One of the first things people ask about my 16mm camera is "does it record sound?" Though there have been a few 16mm cameras that record sound, most 16mm shooters (and 35mm shooters, for that matter) resort to double-system sound. The camera captures only images, and audio is recorded on a separate machine. These days, the ideal sound machine would be something like this recorder from Sound Devices. Sound Devices stuff is expensive, though, so I use an old Tascam DA-P1 portable DAT machine.
Video shooters who are particular about their audio might also want to consider double-system sound. Even though most video cameras are capable of recording audio, the quality of said audio probably isn't as high as that of a dedicated sound recorder.
So you have your film or video footage captured from one machine and audio captured from another. How do you join them together? Well, that's what the slate is for.

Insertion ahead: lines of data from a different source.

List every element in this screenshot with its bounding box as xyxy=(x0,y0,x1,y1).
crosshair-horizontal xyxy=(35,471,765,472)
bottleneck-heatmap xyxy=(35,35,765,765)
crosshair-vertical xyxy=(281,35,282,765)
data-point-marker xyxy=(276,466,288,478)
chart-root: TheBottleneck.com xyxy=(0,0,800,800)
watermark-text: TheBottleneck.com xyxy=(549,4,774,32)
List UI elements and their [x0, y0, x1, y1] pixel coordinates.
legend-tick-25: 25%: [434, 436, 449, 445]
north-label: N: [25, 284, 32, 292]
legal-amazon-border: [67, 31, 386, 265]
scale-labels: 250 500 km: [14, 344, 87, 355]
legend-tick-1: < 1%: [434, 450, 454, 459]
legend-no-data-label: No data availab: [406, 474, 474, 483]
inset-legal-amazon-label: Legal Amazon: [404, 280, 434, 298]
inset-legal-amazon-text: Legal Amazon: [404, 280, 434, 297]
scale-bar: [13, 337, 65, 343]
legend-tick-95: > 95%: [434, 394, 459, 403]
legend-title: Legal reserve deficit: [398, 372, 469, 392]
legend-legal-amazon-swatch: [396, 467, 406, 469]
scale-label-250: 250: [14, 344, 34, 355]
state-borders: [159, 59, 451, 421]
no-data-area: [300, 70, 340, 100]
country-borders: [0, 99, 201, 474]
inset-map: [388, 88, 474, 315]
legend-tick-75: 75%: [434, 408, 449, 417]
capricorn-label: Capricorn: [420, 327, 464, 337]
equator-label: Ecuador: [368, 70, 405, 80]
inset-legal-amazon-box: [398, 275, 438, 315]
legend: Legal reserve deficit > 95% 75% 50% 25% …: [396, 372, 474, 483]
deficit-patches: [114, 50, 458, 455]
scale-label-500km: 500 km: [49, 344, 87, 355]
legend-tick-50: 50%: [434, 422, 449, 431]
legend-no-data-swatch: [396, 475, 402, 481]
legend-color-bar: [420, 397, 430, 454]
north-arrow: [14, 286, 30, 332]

The slate includes two small sticks connected by a hinge. At the start of the scene, at some point after both the camera and audio recorder are rolling, someone slaps the two slate sticks together. During editing, you can look through the camera footage frame by frame until you see the point at which the sticks meet. Listening to the audio, you can find the moment where the sticks meet and make a loud clicking sound. In your editing software, you set the "click" on the audio track to occur at the moment the camera recorded the sticks making contact, and your sound and picture will be synchronized for that take.
This probably sounds tedious, but sync work goes pretty quick after you get used to it. Modern technology has brought us "smart" slates and camera systems that can automate this sync process, but modern technology demands modern prices. Doing it the old-fashioned way is much cheaper and just as efficient, if a bit slower.